Posiblemente no sea la mejor película para que un adolescente "zafe" de su examen de historia egipcia, aunque el sólo hecho de que Dioses de Egipto no sea la abominación cinematográfica que prometían los trailers, ya de por sí constituye una grata sorpresa. No alcanza, claro, pero al menos ayuda a pasar mejor los exagerados 127 minutos que dura el film.
Con algo de nostalgia, Alex Proyas imprime aquí un espíritu peplum, heredero de clásicos de aventuras en sandalias como la saga entera de Hércules, y algo de la psicodelia sci-fi intergalática de Barbarella y Flash Gordon. El pastiche implica tanto absurdo que, contra todo pronóstico, de a ratos entretiene. Los Dioses no se parecen mucho a lo que nos lo pintan los jeroglíficos que estudiamos en el colegio, sino más bien a piezas ornamentales pertenecientes al capó de un Rolls Royce. Se diferencian de los humanos en que son un tanto más grandes que éstos últimos, y a la vez en sus venas en lugar de sangre corre oro (cómo una rebelión humana no busca desangrarlos constantemente es uno de esos misterios que jamás serán resueltos).

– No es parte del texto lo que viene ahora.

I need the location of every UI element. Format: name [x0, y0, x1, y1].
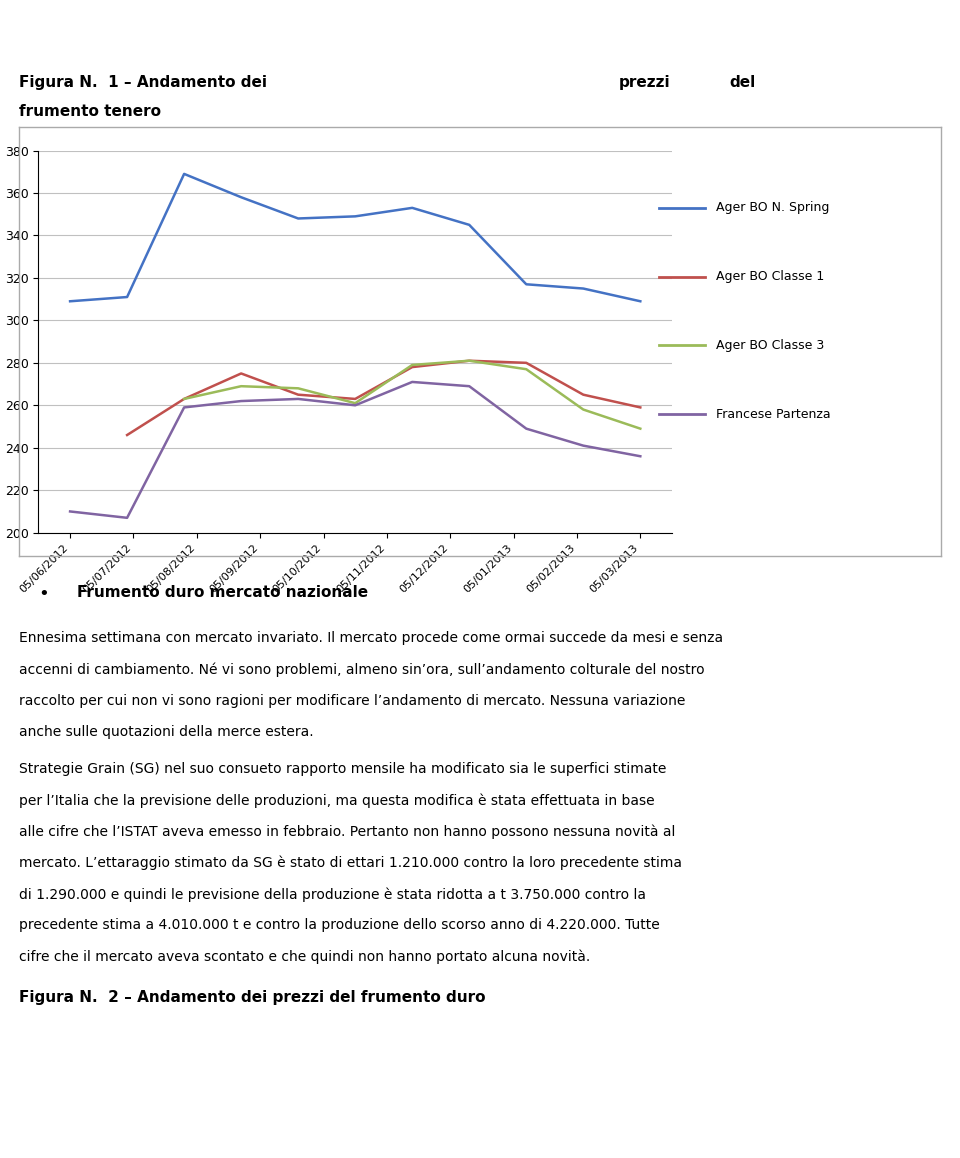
Ager BO Classe 1: [349, 391, 361, 405]
Francese Partenza: [179, 401, 190, 415]
Line: Ager BO Classe 1: Ager BO Classe 1: [127, 360, 640, 435]
Ager BO N. Spring: [64, 294, 76, 308]
Ager BO N. Spring: [293, 212, 304, 226]
Ager BO Classe 3: [464, 353, 475, 367]
Francese Partenza: [121, 511, 132, 525]
Text: Ager BO Classe 3: Ager BO Classe 3: [716, 339, 825, 352]
Text: precedente stima a 4.010.000 t e contro la produzione dello scorso anno di 4.220: precedente stima a 4.010.000 t e contro …: [19, 918, 660, 932]
Text: Ennesima settimana con mercato invariato. Il mercato procede come ormai succede : Ennesima settimana con mercato invariato…: [19, 631, 723, 645]
Ager BO N. Spring: [349, 210, 361, 223]
Text: alle cifre che l’ISTAT aveva emesso in febbraio. Pertanto non hanno possono ness: alle cifre che l’ISTAT aveva emesso in f…: [19, 824, 676, 840]
Text: cifre che il mercato aveva scontato e che quindi non hanno portato alcuna novità: cifre che il mercato aveva scontato e ch…: [19, 950, 590, 965]
Ager BO N. Spring: [464, 218, 475, 232]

El débil argumento implica una traición familiar (Seth, Dios del Caos, le quita el trono y los ojos a Horus, heredero natural del mismo) y un par de
intereses románticos que desaceleran merecidamente la vertiginosa aventura. Pese a los 140 millones de dólares invertidos en la producción de la película, los efectos especiales y diálogos asombran por su precariedad, y el diseño de vestuario/arte está más cerca de un sobreproducido bar mitzvah que de una épica de Hollywood. Pero no importa, o al menos no demasiado, porque ya nadie se toma en serio a Gerard Butler y aparentemente a Alex Proyas (otrora realizador de El Cuervo y Dark City) le molesta mucho su talento, y por eso se entrega a éste tipo de subproductos. Su pericia como director, sin embargo, impide que el film sea la monstruosidad que prometía, así que si quiere fracasar del todo, evidentemente deberá seguir intentándolo.